It was a pleasure to read Victoria & Albert Museum director Martin Roth’s piece in the Evening Standard Evening Standard this week.
While nodding to the UK’s incredibly creative fashion scene, Roth very eloquently makes the point that such moments do not just happen. Rather, this talent is nurtured through the teaching of skills – drawing, designing and making – that are largely unchanged through time. The brilliant late Alexander McQueen, for example, understood both ‘the energy of the street’ and youth culture, but combined this with a skillset developed when training as tailor on Savile Row. He also spent a significant amount of time in the V&A’s fashion collections, immersing himself in the craft and technology of garment design and materials.
However, Roth continues, through the museum’s work with young designers through various education, outreach and exhibition programmes, it sees far too many students and graduates are without the requisite drawing and making skills, and have only a vague understanding of what has come before.
Roth argues that the reason for this is simple – that education policy does not see art and design as core curriculum subjects and therefore does not allocate these subject areas the funding they deserve.
A significant proportion of my work managing the All Party Parliamentary Design and Innovation Group is spent with organisations who are gravely concerned about the decline in tactile design skill. While the Design Commission undertook in depth research on this topic in 2012, we still see the same rhetoric repeated within the Department for Education (although, interestingly, not in the Department for Business, Innovation and Skills, who have vocally supported the use of design in science and technology research).
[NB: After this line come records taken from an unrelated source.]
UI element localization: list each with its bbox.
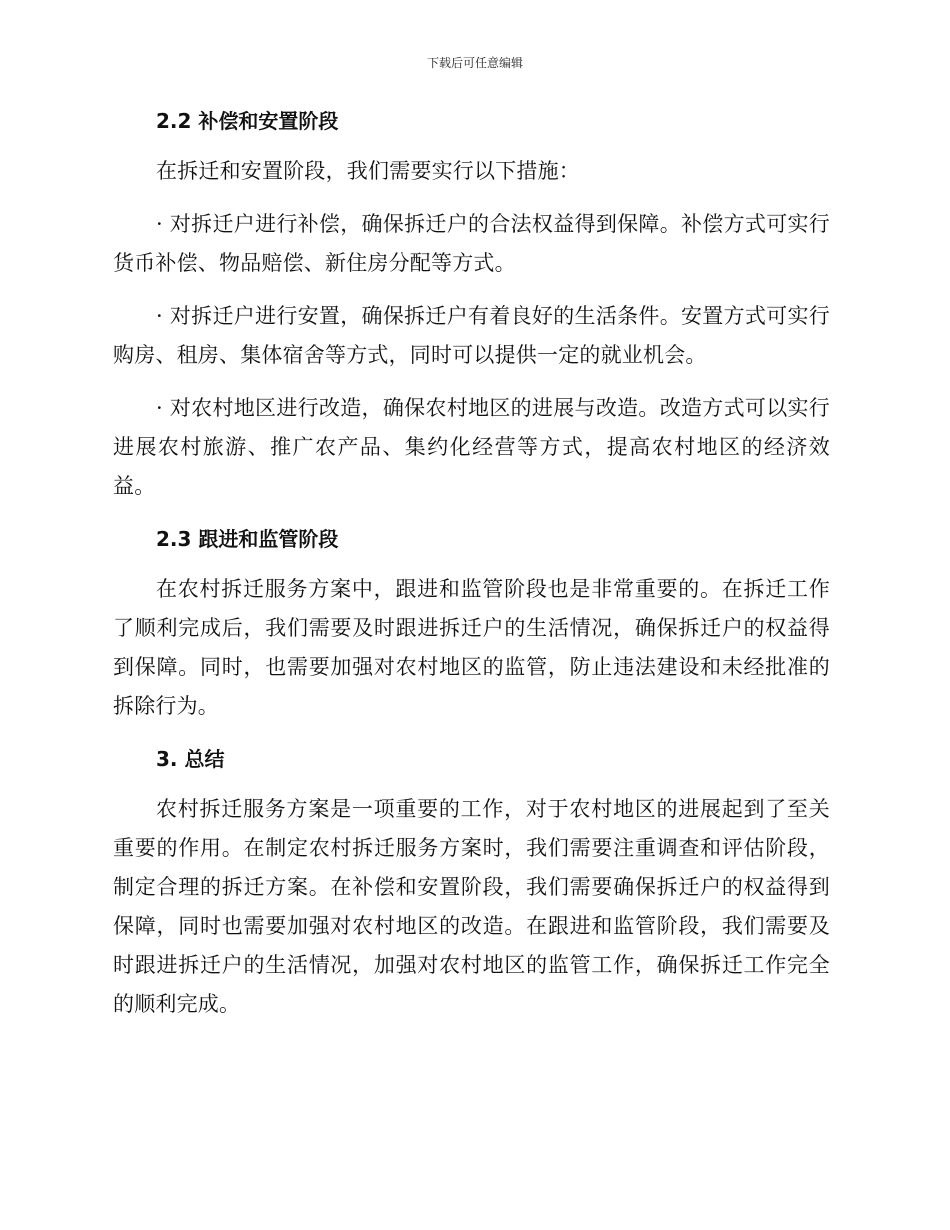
bullet-compensation: · 对拆迁户进行补偿，确保拆迁户的合法权益得到保障。补偿方式可实行货币补偿、物品赔偿、新住房分配等方式。 (113, 212, 830, 275)
bullet-rural-renovation: · 对农村地区进行改造，确保农村地区的进展与改造。改造方式可以实行进展农村旅游、推广农产品、集约化经营等方式，提高农村地区的经济效益。 (113, 396, 830, 498)
section-heading-3: 3. 总结 (156, 747, 225, 771)
section-2-2-intro: 在拆迁和安置阶段，我们需要实行以下措施： (156, 159, 580, 183)
bullet-resettlement: · 对拆迁户进行安置，确保拆迁户有着良好的生活条件。安置方式可实行购房、租房、集体宿舍等方式，同时可以提供一定的就业机会。 (113, 304, 830, 367)
section-2-3-body: 在农村拆迁服务方案中，跟进和监管阶段也是非常重要的。在拆迁工作了顺利完成后，我们需要及时跟进拆迁户的生活情况，确保拆迁户的权益得到保障。同时，也需要加强对农村地区的监管，防止违法建设和未经批准的拆除行为。 (113, 577, 830, 718)
page-header-note: 下载后可任意编辑 (426, 56, 523, 70)
section-3-body: 农村拆迁服务方案是一项重要的工作，对于农村地区的进展起到了至关重要的作用。在制定农村拆迁服务方案时，我们需要注重调查和评估阶段，制定合理的拆迁方案。在补偿和安置阶段，我们需要确保拆迁户的权益得到保障，同时也需要加强对农村地区的改造。在跟进和监管阶段，我们需要及时跟进拆迁户的生活情况，加强对农村地区的监管工作，确保拆迁工作完全的顺利完成。 (113, 797, 830, 1016)
document-body (113, 104, 830, 1024)
section-heading-2-2: 2.2 补偿和安置阶段 (156, 109, 339, 133)
section-heading-2-3: 2.3 跟进和监管阶段 (156, 527, 339, 551)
Paradoxically, while ‘making’ is increasingly in vogue, the question of how to communicate its fundamental importance to decision-makers (almost overwhelmingly schooled in traditional academic subjects) remains a tricky one. The near total absence of scientists in the Commons, and the comparatively vocal criticism this receives, should be noted here – few make a similar complaint about the lack of designers and makers.
The task, then, is left to skills-sector bodies. The Crafts Council is compiling its own education manifesto for craft and making, to be launched in Parliament in November. The Design and Technology Association is committed to creating resources to help D&T teachers understand and implement new National Curriculum requirements and has its very own ‘Skills Gap programme’ which provides CPD and teaching materials through teachers working collaboratively with engineering, manufacturing and design businesses. Finally, Creative and Cultural Skills works to persuade government that the catch-all label of ‘creativity’, so highly valued in today’s workplace, is dependent on the basic building blocks of drawing, designing and prototyping.
As a historian of design, the absence of strategic support for design education is also of particular concern. The Government no longer buys wholesale into the notion that industrial design is key to our competitiveness as a nation, despite the enormous potential for well-designed, embedded technologies in our homes and cities to be a massive growth area for the UK. Large-scale outsourcing of production and a huge loss in our manufacturing base has had a knock on effect in how ‘making things’ is perceived by communities – dirty work, poorly paid, subject to redundancies – when in fact the opposite is true. Our politicians – no longer the industrialists, designers or architects of the Victorian era – increasingly see creativity as a risky business, despite their unwavering support for the ‘high value’ creative industries, such as television (Downton Abbey being the most popular example) and games design (in itself obviously a design discipline).
There are of course organisations that have been active in the promotion of design education: the Sorrell Foundation, for example, is growing its hugely popular Saturday Art and Design Club throughout the UK. This is a reincarnation of the government-sponsored Saturday clubs that were started after World War Two in recognition that the design skillset – an ability to solve problems, design commercially viable products, and deal with the world’s growing complexity – would be key to reviving the UK’s fortunes in the latter half of the 20th century. Likewise, there are a growing number of baby-boomer-era designers angry that those behind them – from ordinary backgrounds, and all over the UK – are now denied the right to a creative education at university without acquiring a crippling amount of debt.
However, as Roth points out in his piece, the education problem is structural, and these precious initiatives are too fragmentary, too small and too urban. Roth also makes the point that design practice strengthens our democratic culture, to which I add that this can be seen in the growing numbers of recent graduates interested in social, sustainable and environmental design. There is an argument that the fledging existence of concerns are a further iteration of an ongoing cycle, the last instance being Victor Papanek’s Design for the Real World or Stewart Brand’s Whole Earth catalogue, both of which inspired countless designers and activists in the Western world. However, fundamental shifts in UK education, industrial and skills policy in the last 50 years leads me to suggest that what we are seeing now is quite different.
Teaching children about design now will help them navigate an increasingly complex world. As well as realising that we are being designed into systems, design centres people as active agents who can equally design ourselves out. As well as recognising good design, we should also pay critical attention to the vast amounts of the bad. Perhaps this next wave of designers – and their wider concerns and goals – are a consequence of the realisation that such education does not come so cheap.
Naomi Turner is head of the Manufacturing, Design and Innovation Group at Policy Connect.